China's foreign exchange reserves made a "relatively good profit" in 2008 and 2009, the worst two years of the crisis, the State Administration of Foreign Exchange said in a statement, but it didn't give specific figures.

"We are confident that our foreign reserve can achieve long-term stable and good returns," it said.

The top foreign exchange regulator tried to defuse concern about the impact of financial turmoil at Fannie Mae and Freddie Mac, saying it does not own shares in the troubled US mortgage giants and their bond repayments are normal.

The US Federal Housing Finance Agency, which took control of Fannie and Freddie in September 2008, last month directed the two government-sponsored mortgage purchasers to de-list their shares from the New York Stock Exchange.
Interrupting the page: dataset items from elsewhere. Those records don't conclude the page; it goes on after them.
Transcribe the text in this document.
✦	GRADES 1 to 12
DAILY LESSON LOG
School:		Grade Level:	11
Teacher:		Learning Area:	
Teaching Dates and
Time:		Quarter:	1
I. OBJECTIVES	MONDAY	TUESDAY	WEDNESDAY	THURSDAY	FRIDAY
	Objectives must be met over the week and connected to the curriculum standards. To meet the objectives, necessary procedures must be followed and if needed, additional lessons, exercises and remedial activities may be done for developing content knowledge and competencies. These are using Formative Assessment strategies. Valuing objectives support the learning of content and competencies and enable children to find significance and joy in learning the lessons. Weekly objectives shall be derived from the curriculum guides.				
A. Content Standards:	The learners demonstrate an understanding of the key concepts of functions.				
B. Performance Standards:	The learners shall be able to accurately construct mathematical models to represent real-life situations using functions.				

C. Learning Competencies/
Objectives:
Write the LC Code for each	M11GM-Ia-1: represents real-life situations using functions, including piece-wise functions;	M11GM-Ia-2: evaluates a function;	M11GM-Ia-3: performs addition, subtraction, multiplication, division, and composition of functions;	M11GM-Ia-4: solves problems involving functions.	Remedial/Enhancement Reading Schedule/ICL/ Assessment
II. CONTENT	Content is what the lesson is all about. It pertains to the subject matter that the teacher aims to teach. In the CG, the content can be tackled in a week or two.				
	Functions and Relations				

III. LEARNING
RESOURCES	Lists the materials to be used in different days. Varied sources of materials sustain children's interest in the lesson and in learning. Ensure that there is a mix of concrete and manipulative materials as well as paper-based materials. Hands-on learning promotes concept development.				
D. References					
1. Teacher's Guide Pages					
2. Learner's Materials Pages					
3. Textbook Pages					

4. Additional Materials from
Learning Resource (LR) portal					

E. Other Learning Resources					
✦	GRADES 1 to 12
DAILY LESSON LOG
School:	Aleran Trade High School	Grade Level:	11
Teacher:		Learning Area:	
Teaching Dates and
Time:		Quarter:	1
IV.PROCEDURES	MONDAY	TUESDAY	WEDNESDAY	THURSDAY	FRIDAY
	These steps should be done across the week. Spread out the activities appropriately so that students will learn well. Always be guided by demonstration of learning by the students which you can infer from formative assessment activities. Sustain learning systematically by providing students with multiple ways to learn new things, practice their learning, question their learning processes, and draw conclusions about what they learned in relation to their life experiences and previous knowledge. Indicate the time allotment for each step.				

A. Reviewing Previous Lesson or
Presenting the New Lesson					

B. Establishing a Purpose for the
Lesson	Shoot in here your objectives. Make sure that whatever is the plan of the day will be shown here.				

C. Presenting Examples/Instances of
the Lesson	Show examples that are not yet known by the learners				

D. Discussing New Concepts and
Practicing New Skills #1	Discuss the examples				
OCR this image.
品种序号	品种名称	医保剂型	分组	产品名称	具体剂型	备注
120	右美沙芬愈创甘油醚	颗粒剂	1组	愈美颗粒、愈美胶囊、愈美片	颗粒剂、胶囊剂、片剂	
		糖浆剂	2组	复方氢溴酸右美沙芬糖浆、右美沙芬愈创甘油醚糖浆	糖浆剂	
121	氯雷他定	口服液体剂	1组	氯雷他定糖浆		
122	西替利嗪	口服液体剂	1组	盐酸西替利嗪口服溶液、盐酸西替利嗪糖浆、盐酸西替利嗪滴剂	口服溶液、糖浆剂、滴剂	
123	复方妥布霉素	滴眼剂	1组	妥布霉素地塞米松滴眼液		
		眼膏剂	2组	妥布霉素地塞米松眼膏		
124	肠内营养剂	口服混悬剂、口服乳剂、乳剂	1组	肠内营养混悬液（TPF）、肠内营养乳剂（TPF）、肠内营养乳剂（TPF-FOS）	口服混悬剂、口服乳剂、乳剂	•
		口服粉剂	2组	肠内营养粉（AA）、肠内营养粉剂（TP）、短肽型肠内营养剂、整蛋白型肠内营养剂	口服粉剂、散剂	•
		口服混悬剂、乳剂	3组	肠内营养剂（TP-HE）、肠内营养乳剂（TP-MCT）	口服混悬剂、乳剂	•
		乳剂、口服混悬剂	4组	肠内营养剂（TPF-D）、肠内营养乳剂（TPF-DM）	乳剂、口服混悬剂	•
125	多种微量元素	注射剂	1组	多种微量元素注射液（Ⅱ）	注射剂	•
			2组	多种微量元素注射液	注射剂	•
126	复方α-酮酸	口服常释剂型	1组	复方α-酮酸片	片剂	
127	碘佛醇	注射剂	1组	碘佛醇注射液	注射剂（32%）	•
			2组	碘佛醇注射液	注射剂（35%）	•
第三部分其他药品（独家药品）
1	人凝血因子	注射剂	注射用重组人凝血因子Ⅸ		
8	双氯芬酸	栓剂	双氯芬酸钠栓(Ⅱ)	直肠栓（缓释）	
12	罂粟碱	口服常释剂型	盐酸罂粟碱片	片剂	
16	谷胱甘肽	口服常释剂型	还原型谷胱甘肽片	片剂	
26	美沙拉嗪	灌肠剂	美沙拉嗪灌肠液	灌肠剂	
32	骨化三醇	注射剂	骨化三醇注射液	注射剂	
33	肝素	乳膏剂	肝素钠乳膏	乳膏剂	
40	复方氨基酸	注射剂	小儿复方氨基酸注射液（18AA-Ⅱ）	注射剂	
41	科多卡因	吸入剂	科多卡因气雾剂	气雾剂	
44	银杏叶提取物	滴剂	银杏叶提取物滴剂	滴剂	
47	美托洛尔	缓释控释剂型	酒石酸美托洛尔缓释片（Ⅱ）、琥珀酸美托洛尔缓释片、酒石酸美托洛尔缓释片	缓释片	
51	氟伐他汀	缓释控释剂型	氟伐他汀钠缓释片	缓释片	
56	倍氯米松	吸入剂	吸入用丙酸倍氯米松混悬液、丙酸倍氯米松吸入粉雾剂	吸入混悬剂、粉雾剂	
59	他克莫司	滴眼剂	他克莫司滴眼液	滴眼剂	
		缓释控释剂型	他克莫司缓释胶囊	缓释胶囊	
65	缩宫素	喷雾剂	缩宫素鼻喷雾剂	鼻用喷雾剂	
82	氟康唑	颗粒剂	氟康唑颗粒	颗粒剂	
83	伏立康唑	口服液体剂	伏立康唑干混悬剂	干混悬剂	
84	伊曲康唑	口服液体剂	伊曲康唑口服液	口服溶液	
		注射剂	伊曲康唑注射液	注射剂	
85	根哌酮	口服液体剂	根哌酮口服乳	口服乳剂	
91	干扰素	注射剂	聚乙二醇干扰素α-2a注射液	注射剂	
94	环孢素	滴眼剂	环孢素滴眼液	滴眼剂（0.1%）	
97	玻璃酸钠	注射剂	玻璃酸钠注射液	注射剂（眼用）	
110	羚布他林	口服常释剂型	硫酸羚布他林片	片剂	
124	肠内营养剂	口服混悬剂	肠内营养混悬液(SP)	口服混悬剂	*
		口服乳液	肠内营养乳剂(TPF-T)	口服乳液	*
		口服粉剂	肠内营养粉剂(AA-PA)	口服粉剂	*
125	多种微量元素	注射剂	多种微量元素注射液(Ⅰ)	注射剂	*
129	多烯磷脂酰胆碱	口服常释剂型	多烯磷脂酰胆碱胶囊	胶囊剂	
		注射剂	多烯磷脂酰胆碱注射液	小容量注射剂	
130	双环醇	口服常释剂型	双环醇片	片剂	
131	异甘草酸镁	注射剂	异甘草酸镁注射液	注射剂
The de-listing of the two US agencies' stocks hasn't affected the value of their bonds, which are popular among central bank reserves managers.

China will continue to closely monitor the development of the two companies to ensure the safety of China's foreign exchange assets, the currency agency said, quoting "safety, liquidity and added value" as the main principle.

The agency also said it ought to make a profit even if China's currency, the yuan, rises against the dollar.

It said gains on yuan-denominated assets should be bigger than losses on dollar-denominated assets in yuan terms.

China announced in June it would allow more exchange rate flexibility, which is expected to lead the yuan to gradually rise against the dollar.

The bulk of Chinese reserves are invested in US Treasury debt and other safe but low-yielding assets, but China launched a sovereign wealth fund in 2007 to earn a better return on a portion of its holdings.

China will stick to its diversification policy on its forex stockpile, the regulator reiterated.

A big depreciation of the US dollar wouldn't necessarily mean that China's forex reserves will be severely hit, it said.

The forex authority said any currency conversion loss is realized when the exchange transaction is made. Before that it's only a paper loss.

China won't exchange huge amounts of forex into the local currency in general. That's why no big real losses will occur. "Even though the greenback lost value, other currencies like the euros may appreciate and then counter-fight the depreciation of the US dollar," it said.